Felipe IV publicó en 1623 un decreto para el cierre de los burdeles. Las prostitutas se vieron obligadas a ejercer de nuevo en al calle, también en posadas y ventas donde hallaron cobijo. «A lo largo de los siglos XVII y XVIII, en el fondo se toleraba la actividad, siempre que no hubiera escándalos. La Inquisición, de hecho, perseguía más a la alcahueta y al proxeneta que a las prostitutas», resume Ortega.

Vista aérea de la calle Padilla, a finales de los 80.
Vista aérea de la calle Padilla, a finales de los 80. / El Norte

El libro repasa el inicio de las casas de citas a finales del siglo XIX, habla de la prostitución callejera que en aquellos años se ejercía en San Miguel,San Martín, el entorno de la catedral y la Magdalena. Cuenta también cómo con la II República proliferaron los cabarés (como el Katiuska, en la calle Libertad con Echegaray). Y llega hasta el barrio chino, protagonista de buena parte del siglo XX, con la calle Padilla como epicentro, con bares y viviendas donde se alquilaban habitaciones por medias horas. Comienza así un repaso por los locales de los años 50 y 60:Dólar, Florida, Texas, Tánger o Los Claveles, «donde estaba una de las profesionales más conocidas, la Mari Sol». Recuerda Ortega que el local más popular era el Sevilla (en el chaflán de Torrecilla con Cadenas de San Gregorio)y que en la calle Democracia estaba Pasapoga (con La Peseta, «una de las profesionales más famosas»).

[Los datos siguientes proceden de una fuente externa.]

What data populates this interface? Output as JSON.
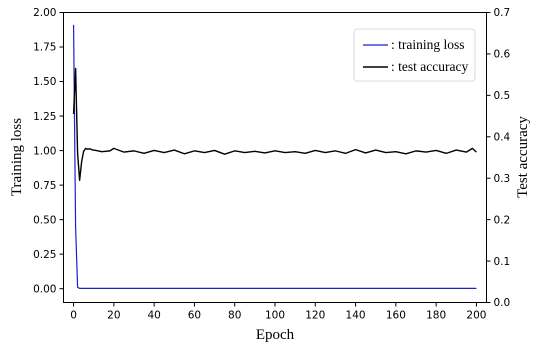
{
  "chart_data": {
    "type": "line",
    "title": "",
    "xlabel": "Epoch",
    "ylabel_left": "Training loss",
    "ylabel_right": "Test accuracy",
    "xlim": [
      -5,
      205
    ],
    "ylim_left": [
      -0.1,
      2.0
    ],
    "ylim_right": [
      0.0,
      0.7
    ],
    "x_ticks": [
      0,
      20,
      40,
      60,
      80,
      100,
      120,
      140,
      160,
      180,
      200
    ],
    "y_left_ticks": [
      "0.00",
      "0.25",
      "0.50",
      "0.75",
      "1.00",
      "1.25",
      "1.50",
      "1.75",
      "2.00"
    ],
    "y_right_ticks": [
      "0.0",
      "0.1",
      "0.2",
      "0.3",
      "0.4",
      "0.5",
      "0.6",
      "0.7"
    ],
    "grid": false,
    "legend_position": "top-right",
    "series": [
      {
        "name": ": training loss",
        "axis": "left",
        "color": "#1f1fcf",
        "x": [
          0,
          1,
          2,
          3,
          200
        ],
        "y": [
          1.91,
          0.45,
          0.01,
          0.002,
          0.002
        ]
      },
      {
        "name": ": test accuracy",
        "axis": "right",
        "color": "#000000",
        "x": [
          0,
          1,
          2,
          3,
          4,
          5,
          6,
          7,
          8,
          9,
          10,
          12,
          14,
          16,
          18,
          20,
          25,
          30,
          35,
          40,
          45,
          50,
          55,
          60,
          65,
          70,
          75,
          80,
          85,
          90,
          95,
          100,
          105,
          110,
          115,
          120,
          125,
          130,
          135,
          140,
          145,
          150,
          155,
          160,
          165,
          170,
          175,
          180,
          185,
          190,
          195,
          198,
          200
        ],
        "y": [
          0.455,
          0.565,
          0.36,
          0.295,
          0.34,
          0.365,
          0.372,
          0.37,
          0.371,
          0.369,
          0.368,
          0.366,
          0.364,
          0.365,
          0.366,
          0.372,
          0.363,
          0.366,
          0.36,
          0.367,
          0.362,
          0.368,
          0.359,
          0.366,
          0.362,
          0.367,
          0.358,
          0.366,
          0.362,
          0.365,
          0.361,
          0.366,
          0.362,
          0.364,
          0.36,
          0.367,
          0.362,
          0.366,
          0.36,
          0.369,
          0.361,
          0.368,
          0.362,
          0.364,
          0.359,
          0.366,
          0.363,
          0.367,
          0.36,
          0.368,
          0.363,
          0.372,
          0.363
        ]
      }
    ]
  }
}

En su mayor pico de actividad, en la Transición, Valladolid tuvo 34 puticlubes

El libro recuerda otras casas de citas (consignadas incluso en libros de Francisco Umbral) como Villa Nati, «un palacete situado en al calle Ramón y Cajal» y está ilustrado en su portada con un retrato que Félix Cuadrado Lomas hizo de La Lucy, una mujer que solía cerrar las madrugadas en La Pequeña, «local situado al otro lado del río, por el Puente Mayor». Y además, estaban esos locales a las afueras «porque las familias adineradas no iban al barrio chino», como Los Morales (Camino del Cabildo)o Blanca Mary (en la carretera del Pinar). «El declive del barrio chino vino de la mano del incremento de barras americanas y puticlubes». En el pico de actividad, Valladolid llegó a tener 34 (como el Keyton 1 y 2, el Hawai, el Rocinante...). En 1987, se estimaba que en Valladolid había entre 300 y 400 mujeres que ejercían la prostitución, la mayoría españolas, con 15 casas de citas, 30 barras americanas y 24 clubes y hoteles de carretera, además de la calle, con la carretera de circunvalación como foco. La última cifra recogida por Ortega (a través del trabajo con ONG de atención a prostitutas, como Aclad) habla de 40 pisos de citas (con entre 90 y 100 prostitutas), diez clubes nocturnos (con 70), otros tantos hoteles de carretera y, también la calle, ahora en la carretera de Esgueva.